Taste testers have sampled the world’s first lab-grown burger in Riverside Studios, West London, where the event marking the launch was held.
The tasting event was broadcast online via streaming video. The burger was cooked in the presence of reporters and taste-tested by Chicago-based author and food writer Josh Schonwald and Austrian nutritionist Hanni Rutzler.
Both the tasters noted that the burger tasted 'almost' like a conventional one. While Rützler said that it is close to meat, but not as juicy, Schonwald said the product tasted like an animal protein cake.
The lab-grown burger is the result of a research project by the team led by biologist Mark Post at Maastricht University in the Netherlands.

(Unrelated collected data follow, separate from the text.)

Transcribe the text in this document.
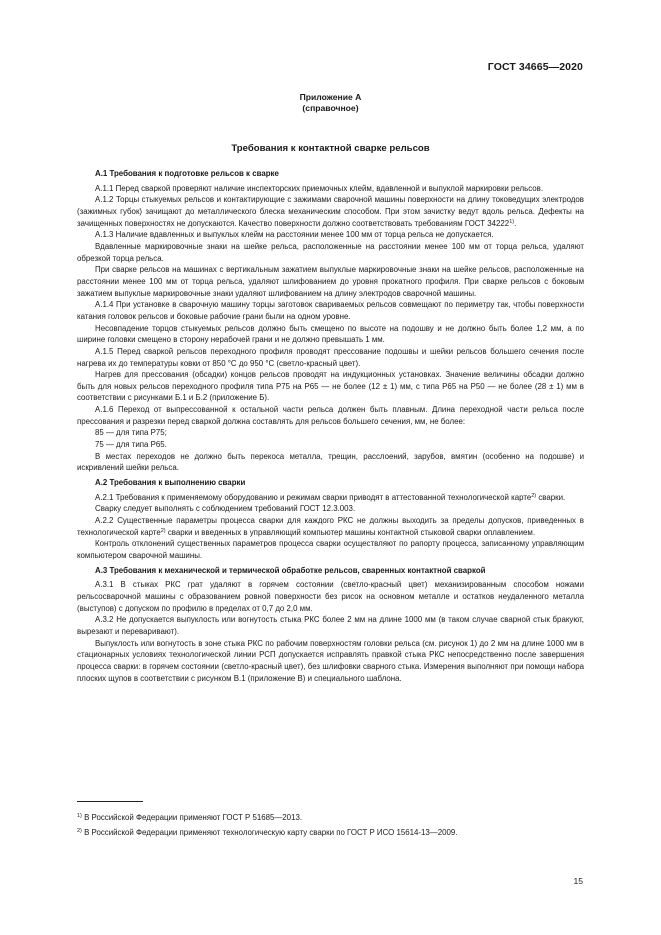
ГОСТ 34665—2020
Приложение А
(справочное)
Требования к контактной сварке рельсов

А.1 Требования к подготовке рельсов к сварке

А.1.1 Перед сваркой проверяют наличие инспекторских приемочных клейм, вдавленной и выпуклой маркировки рельсов.

А.1.2 Торцы стыкуемых рельсов и контактирующие с зажимами сварочной машины поверхности на длину токоведущих электродов (зажимных губок) зачищают до металлического блеска механическим способом. При этом зачистку ведут вдоль рельса. Дефекты на зачищенных поверхностях не допускаются. Качество поверхности должно соответствовать требованиям ГОСТ 34222$^{1)}$.

А.1.3 Наличие вдавленных и выпуклых клейм на расстоянии менее 100 мм от торца рельса не допускается.

Вдавленные маркировочные знаки на шейке рельса, расположенные на расстоянии менее 100 мм от торца рельса, удаляют обрезкой торца рельса.

При сварке рельсов на машинах с вертикальным зажатием выпуклые маркировочные знаки на шейке рельсов, расположенные на расстоянии менее 100 мм от торца рельса, удаляют шлифованием до уровня прокатного профиля. При сварке рельсов с боковым зажатием выпуклые маркировочные знаки удаляют шлифованием на длину электродов сварочной машины.

А.1.4 При установке в сварочную машину торцы заготовок свариваемых рельсов совмещают по периметру так, чтобы поверхности катания головок рельсов и боковые рабочие грани были на одном уровне.

Несовпадение торцов стыкуемых рельсов должно быть смещено по высоте на подошву и не должно быть более 1,2 мм, а по ширине головки смещено в сторону нерабочей грани и не должно превышать 1 мм.

А.1.5 Перед сваркой рельсов переходного профиля проводят прессование подошвы и шейки рельсов большего сечения после нагрева их до температуры ковки от 850 °С до 950 °С (светло-красный цвет).

Нагрев для прессования (обсадки) концов рельсов проводят на индукционных установках. Значение величины обсадки должно быть для новых рельсов переходного профиля типа Р75 на Р65 — не более (12 ± 1) мм, с типа Р65 на Р50 — не более (28 ± 1) мм в соответствии с рисунками Б.1 и Б.2 (приложение Б).

А.1.6 Переход от выпрессованной к остальной части рельса должен быть плавным. Длина переходной части рельса после прессования и разрезки перед сваркой должна составлять для рельсов большего сечения, мм, не более:

85 — для типа Р75;

75 — для типа Р65.

В местах переходов не должно быть перекоса металла, трещин, расслоений, зарубов, вмятин (особенно на подошве) и искривлений шейки рельса.

А.2 Требования к выполнению сварки

А.2.1 Требования к применяемому оборудованию и режимам сварки приводят в аттестованной технологической карте$^{2)}$ сварки.

Сварку следует выполнять с соблюдением требований ГОСТ 12.3.003.

А.2.2 Существенные параметры процесса сварки для каждого РКС не должны выходить за пределы допусков, приведенных в технологической карте$^{2)}$ сварки и введенных в управляющий компьютер машины контактной стыковой сварки оплавлением.

Контроль отклонений существенных параметров процесса сварки осуществляют по рапорту процесса, записанному управляющим компьютером сварочной машины.

А.3 Требования к механической и термической обработке рельсов, сваренных контактной сваркой

А.3.1 В стыках РКС грат удаляют в горячем состоянии (светло-красный цвет) механизированным способом ножами рельсосварочной машины с образованием ровной поверхности без рисок на основном металле и остатков неудаленного металла (выступов) с допуском по профилю в пределах от 0,7 до 2,0 мм.

А.3.2 Не допускается выпуклость или вогнутость стыка РКС более 2 мм на длине 1000 мм (в таком случае сварной стык бракуют, вырезают и переваривают).

Выпуклость или вогнутость в зоне стыка РКС по рабочим поверхностям головки рельса (см. рисунок 1) до 2 мм на длине 1000 мм в стационарных условиях технологической линии РСП допускается исправлять правкой стыка РКС непосредственно после завершения процесса сварки: в горячем состоянии (светло-красный цвет), без шлифовки сварного стыка. Измерения выполняют при помощи набора плоских щупов в соответствии с рисунком В.1 (приложение В) и специального шаблона.

$^{1)}$ В Российской Федерации применяют ГОСТ Р 51685—2013.
$^{2)}$ В Российской Федерации применяют технологическую карту сварки по ГОСТ Р ИСО 15614-13—2009.
15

The project was funded by the Dutch government and a donation of more than $330,000 from Google co-founder Sergey Brin. Although the research spanned over a period of five years, it took the team only three months to grow the burger.
In order to produce artificial meat, the stem cells were placed in a broth containing serum from a cow foetus and vital nutrients, through which muscle cells were allowed to grow and multiply up to 30 times.
The meat is combined with 200 strips of fat tissue developed in a similar manner and chopped finely, to develop a hamburger. Scientists expect the meat to be sold to public in ten years.
Scientists expect the mass production of meat in the laboratory to cut down the number of cattle farmed for food, reduce greenhouse gas emissions and address the growing global demand for meat as each animal would be able to produce a million times more meat, compared to the traditional process of slaughter.